Sociedad de masas

La sociedad de masas ha sido uno de los productos más espectaculares de la revolución industrial y la explosión demográfica, modificando para siempre la escala de las actividades humanas y el volumen de los conflictos que suelen alterarlas. Pero como todo producto que crece desmesuradamente, el factor masivo puede desbordar su envase y provocar los disturbios que se viven hoy, algunos de los cuales son por el momento pacíficos, aunque otros muestran distintos grados de violencia, sin perjuicio de que en todos los casos tienen una dimensión colosal.

El desempleo, la carestía y el malestar colectivo están a menudo detrás de esos problemas y han desembocado en las enormes concentraciones de los "indignados" españoles, que en alguna medida afectan también a Italia y sobre todo a Israel, donde al mar de fondo se suma la disconformidad popular con la gestión de los políticos en gobiernos incapaces de apaciguar el desasosiego de la gente. Esas manifestaciones, que recorren las avenidas, acampan en los grandes espacios públicos y paralizan las ciudades, son un llamado de atención para despertar la respuesta de una clase dirigente cada vez más atemorizada ante semejantes erupciones, aunque no siempre apta para encarar el desafío.

La crisis financiera internacional que arrastra la huella del descalabro de 2008, se agravó en estos días con las alarmas ante la deuda norteamericana y la volatilidad de las bolsas, oscureciendo aun más el paisaje económico que la clase trabajadora, el sector juvenil y los desocupados sufren particularmente y en una escala a veces escandalosa, como el 40% de los jóvenes irlandeses o españoles que no consigue empleo a pesar de disponer de una preparación calificada. A eso se agrega el creciente número de pobres que en las sociedades ricas exhibe una insolvencia y unos apremios desconocidos hasta ahora en las franjas burguesas de esas comunidades.

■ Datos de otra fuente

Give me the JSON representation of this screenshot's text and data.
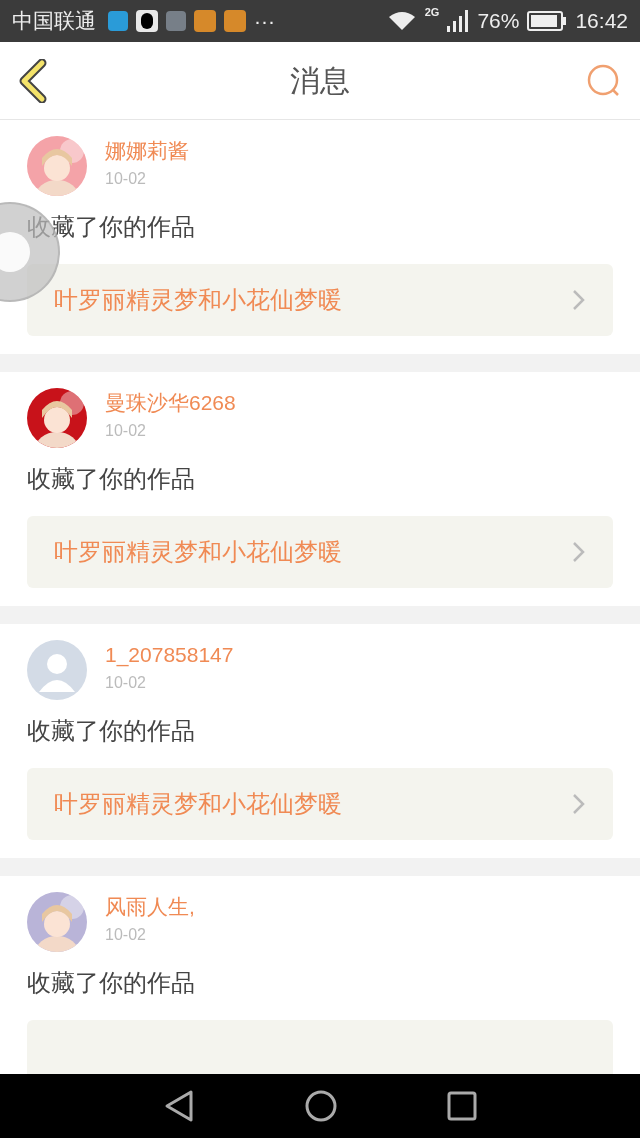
{
  "status_bar": {
    "carrier": "中国联通",
    "more": "···",
    "network": "2G",
    "battery": "76%",
    "time": "16:42"
  },
  "header": {
    "title": "消息"
  },
  "messages": [
    {
      "kind": "picture",
      "name": "娜娜莉酱",
      "date": "10-02",
      "action": "收藏了你的作品",
      "link": "叶罗丽精灵梦和小花仙梦暖"
    },
    {
      "kind": "picture",
      "name": "曼珠沙华6268",
      "date": "10-02",
      "action": "收藏了你的作品",
      "link": "叶罗丽精灵梦和小花仙梦暖"
    },
    {
      "kind": "default",
      "name": "1_207858147",
      "date": "10-02",
      "action": "收藏了你的作品",
      "link": "叶罗丽精灵梦和小花仙梦暖"
    },
    {
      "kind": "picture",
      "name": "风雨人生,",
      "date": "10-02",
      "action": "收藏了你的作品"
    }
  ]
}
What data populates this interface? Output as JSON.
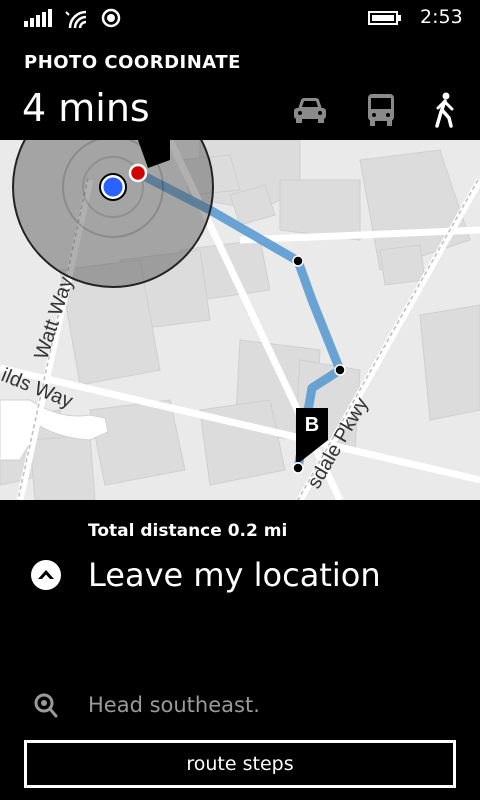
{
  "status_bar": {
    "time": "2:53",
    "icons": [
      "signal-strength-icon",
      "wifi-icon",
      "location-icon",
      "battery-icon"
    ]
  },
  "header": {
    "title": "PHOTO COORDINATE",
    "duration": "4 mins",
    "modes": [
      {
        "name": "car",
        "icon": "car-icon"
      },
      {
        "name": "bus",
        "icon": "bus-icon"
      },
      {
        "name": "walk",
        "icon": "walk-icon"
      }
    ]
  },
  "map": {
    "street_labels": [
      "Watt Way",
      "ilds Way",
      "sdale Pkwy"
    ],
    "destination_marker": "B",
    "colors": {
      "route": "#5b9bd1",
      "current_location": "#2962ff",
      "start_point": "#d40000"
    }
  },
  "directions": {
    "total_distance": "Total distance 0.2 mi",
    "current_step": "Leave my location",
    "next_step": "Head southeast."
  },
  "buttons": {
    "route_steps": "route steps"
  }
}
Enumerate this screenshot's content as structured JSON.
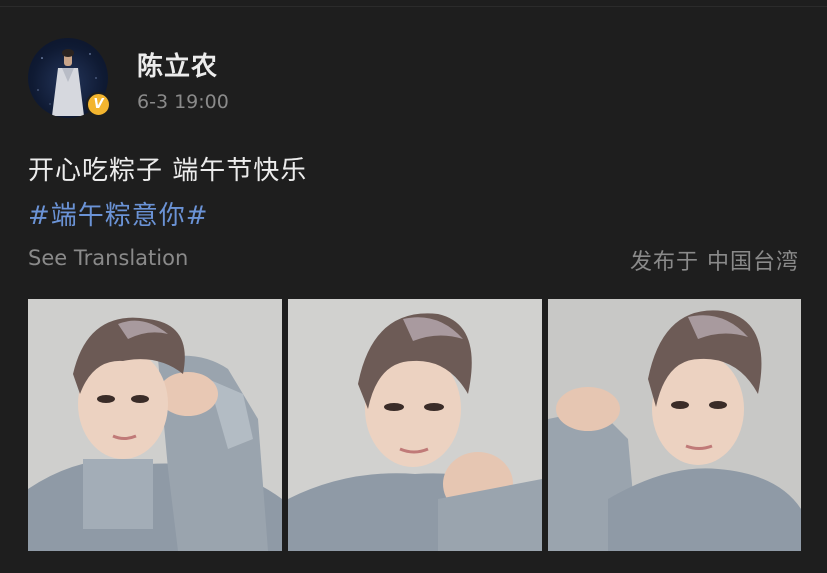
{
  "post": {
    "username": "陈立农",
    "verified_badge": "V",
    "timestamp": "6-3 19:00",
    "text": "开心吃粽子 端午节快乐",
    "hashtag": "#端午粽意你#",
    "see_translation": "See Translation",
    "location": "发布于 中国台湾",
    "avatar_icon": "avatar-photo",
    "photos": [
      {
        "name": "photo-1",
        "alt": "selfie with raised fist"
      },
      {
        "name": "photo-2",
        "alt": "selfie with fist in front"
      },
      {
        "name": "photo-3",
        "alt": "selfie with raised fist"
      }
    ]
  },
  "colors": {
    "background": "#1e1e1e",
    "primary_text": "#ececec",
    "secondary_text": "#8a8a8a",
    "hashtag": "#6b93d6",
    "verified_badge": "#f3b52f"
  }
}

La movilización de las masas descontentas refleja de distintas maneras ese trasfondo. A nivel global, lo preocupante es la magnitud y la frecuencia de tales brotes, que se producen cuando las presiones sociales son más poderosas que la maquinaria de mantenimiento del orden, pero de cualquier forma son de baja intensidad cuando se expresan pacíficamente como en los casos señalados. En cambio, pueden convertirse en un fenómeno pavoroso cuando alcanzan otros grados de violencia, como ocurrió con los alzamientos en arrabales de París y como está sucediendo ahora en el centro de Santiago de Chile o en las barriadas periféricas de Londres y otras ciudades inglesas, porque en esos ejemplos el desenfreno pervierte las razones de cualquier proclama al convertir protestas -que pueden tener motivaciones atendibles- en una declaración de guerra al sistema o en un recurso que busca simplemente perturbar la vida colectiva.

En tales extremos suele haber piquetes agresivos o grupos políticos encubiertos, que amparados en la declaración de propósitos que les sirve de pantalla, corrompen lo que se había planeado como una demostración organizada y la convierten en una batalla feroz, saqueadora o incendiaria, como se ha visto en los casos enumerados. A veces ese cangrejo está debajo de la piedra y es capaz de descomponer no solo el carácter sino además la consecuencia de una movilización popular, y por lo tanto la reacción que despierta en la fuerza pública, cuyo rigor es probablemente lo que buscan esos provocadores bajo el manto protector de la marea humana en que se infiltran. En todo caso, también esos picos de violencia colorean el mapa de las agitaciones de hoy, aunque tengan una naturaleza más turbia, una intención más oculta y una estrategia más sinuosa que los levantamientos contra regímenes opresivos, como el de Siria o el de Libia, porque están -en más de un sentido- enmascarados. Esa es una de las caras más ingratas de la sociedad de masas y de su turbulencia.